Giambattista Tiepolo, Caduta degli angeli ribelli, 1726, Scalone centrale, Palazzo dei Patriarchi, Udine

Primo affresco udinese di Tiepolo, la “Caduta degli Angeli ribelli” (1726), situato a coronamento dello scalone centrale del palazzo. Tiepolo opera in completa autonomia e libertà di linguaggio e valorizza l’altezza della struttura in un ardito gioco prospettico di luce.
Nella scena, racchiusa entro una ricca cornice in stucco, realizzata della bottega del lombardo Giovanni Maria Andreoli, San Michele Arcangelo emerge da nubi rosee mentre, brandita la spada, allontana dal Paradiso gli Angeli ribelli (Il giovane Tiepolo e il Patriarca di Udine). 
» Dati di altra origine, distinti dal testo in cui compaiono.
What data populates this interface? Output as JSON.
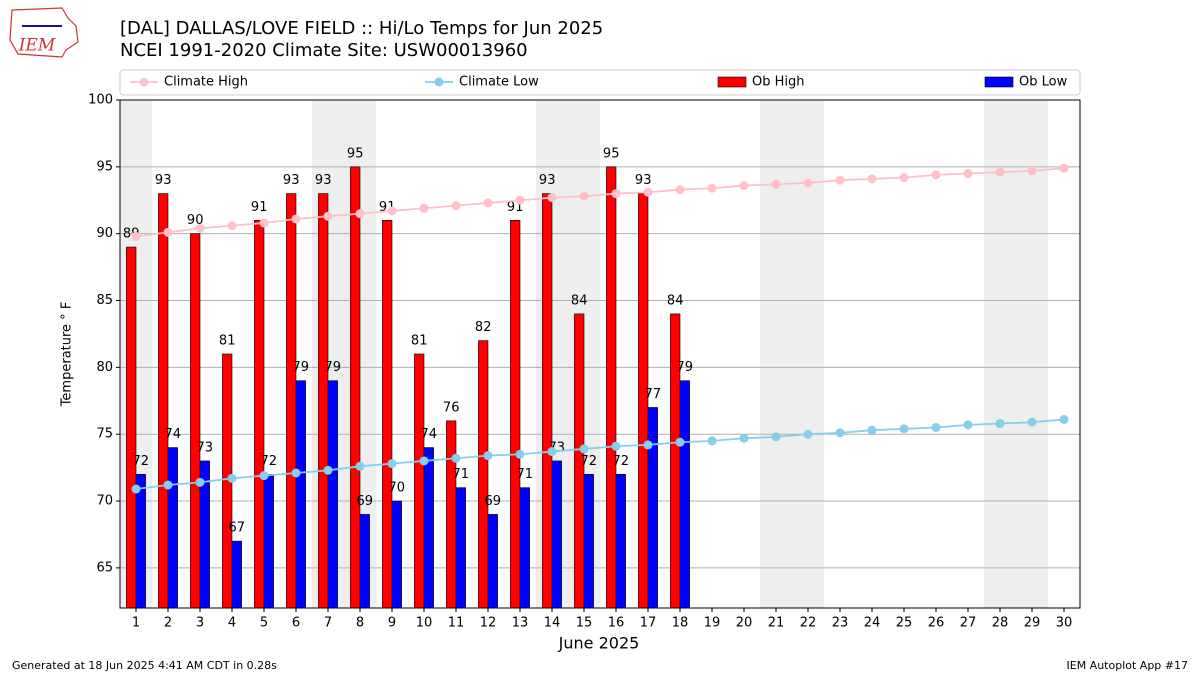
{
  "chart_data": {
    "type": "combo",
    "logo": "IEM",
    "title": "[DAL] DALLAS/LOVE FIELD :: Hi/Lo Temps for Jun 2025",
    "subtitle": "NCEI 1991-2020 Climate Site: USW00013960",
    "xlabel": "June 2025",
    "ylabel": "Temperature ° F",
    "footer_left": "Generated at 18 Jun 2025 4:41 AM CDT in 0.28s",
    "footer_right": "IEM Autoplot App #17",
    "x": [
      1,
      2,
      3,
      4,
      5,
      6,
      7,
      8,
      9,
      10,
      11,
      12,
      13,
      14,
      15,
      16,
      17,
      18,
      19,
      20,
      21,
      22,
      23,
      24,
      25,
      26,
      27,
      28,
      29,
      30
    ],
    "xlim": [
      0.5,
      30.5
    ],
    "xticks": [
      1,
      2,
      3,
      4,
      5,
      6,
      7,
      8,
      9,
      10,
      11,
      12,
      13,
      14,
      15,
      16,
      17,
      18,
      19,
      20,
      21,
      22,
      23,
      24,
      25,
      26,
      27,
      28,
      29,
      30
    ],
    "ylim": [
      62,
      100
    ],
    "yticks": [
      65,
      70,
      75,
      80,
      85,
      90,
      95,
      100
    ],
    "grid": true,
    "legend": "top",
    "shaded_days": [
      1,
      7,
      8,
      14,
      15,
      21,
      22,
      28,
      29
    ],
    "shade_color": "#eeeeee",
    "series": [
      {
        "name": "Climate High",
        "type": "line",
        "color": "#ffc0cb",
        "values": [
          89.8,
          90.1,
          90.4,
          90.6,
          90.8,
          91.1,
          91.3,
          91.5,
          91.7,
          91.9,
          92.1,
          92.3,
          92.5,
          92.7,
          92.8,
          93.0,
          93.1,
          93.3,
          93.4,
          93.6,
          93.7,
          93.8,
          94.0,
          94.1,
          94.2,
          94.4,
          94.5,
          94.6,
          94.7,
          94.9
        ]
      },
      {
        "name": "Climate Low",
        "type": "line",
        "color": "#87ceeb",
        "values": [
          70.9,
          71.2,
          71.4,
          71.7,
          71.9,
          72.1,
          72.3,
          72.6,
          72.8,
          73.0,
          73.2,
          73.4,
          73.5,
          73.7,
          73.9,
          74.1,
          74.2,
          74.4,
          74.5,
          74.7,
          74.8,
          75.0,
          75.1,
          75.3,
          75.4,
          75.5,
          75.7,
          75.8,
          75.9,
          76.1
        ]
      },
      {
        "name": "Ob High",
        "type": "bar",
        "color": "#ff0000",
        "values": [
          89,
          93,
          90,
          81,
          91,
          93,
          93,
          95,
          91,
          81,
          76,
          82,
          91,
          93,
          84,
          95,
          93,
          84,
          null,
          null,
          null,
          null,
          null,
          null,
          null,
          null,
          null,
          null,
          null,
          null
        ]
      },
      {
        "name": "Ob Low",
        "type": "bar",
        "color": "#0000ff",
        "values": [
          72,
          74,
          73,
          67,
          72,
          79,
          79,
          69,
          70,
          74,
          71,
          69,
          71,
          73,
          72,
          72,
          77,
          79,
          null,
          null,
          null,
          null,
          null,
          null,
          null,
          null,
          null,
          null,
          null,
          null
        ]
      }
    ]
  }
}
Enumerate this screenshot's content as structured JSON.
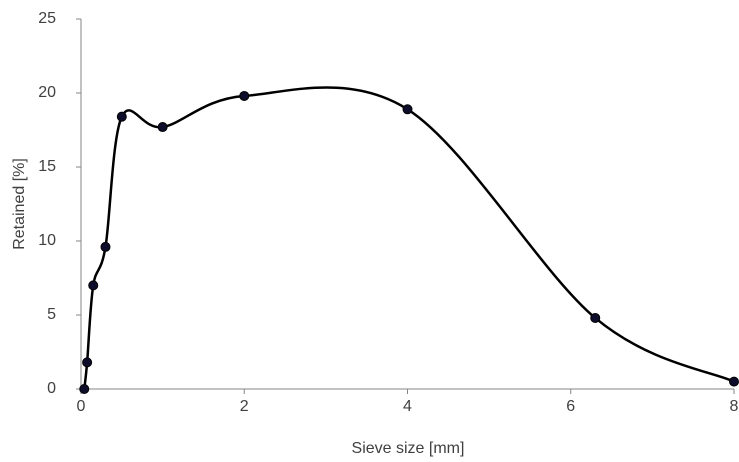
{
  "chart_data": {
    "type": "line",
    "smooth": true,
    "markers": true,
    "x_label": "Sieve size [mm]",
    "y_label": "Retained [%]",
    "x": [
      0.04,
      0.075,
      0.15,
      0.3,
      0.5,
      1.0,
      2.0,
      4.0,
      6.3,
      8.0
    ],
    "series": [
      {
        "color": "#000000",
        "marker_color": "#0d0d2b",
        "values": [
          0,
          1.8,
          7.0,
          9.6,
          18.4,
          17.7,
          19.8,
          18.9,
          4.8,
          0.5
        ]
      }
    ],
    "xlim": [
      0,
      8
    ],
    "xticks": [
      0,
      2,
      4,
      6,
      8
    ],
    "ylim": [
      0,
      25
    ],
    "yticks": [
      0,
      5,
      10,
      15,
      20,
      25
    ],
    "grid": false
  }
}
Tre corpi aggrovigliati ai serpenti, precipitano in basso verso Lucifero che, con il braccio sinistro realizzato in stucco dipinto, spezza la cornice ed accentua l’illusione prospettica della caduta 

L’impasto cromatico è denso, tenuto su toni bruno rossastri. Solo l’Arcangelo Michele si libra in un cielo pastello e trasparente.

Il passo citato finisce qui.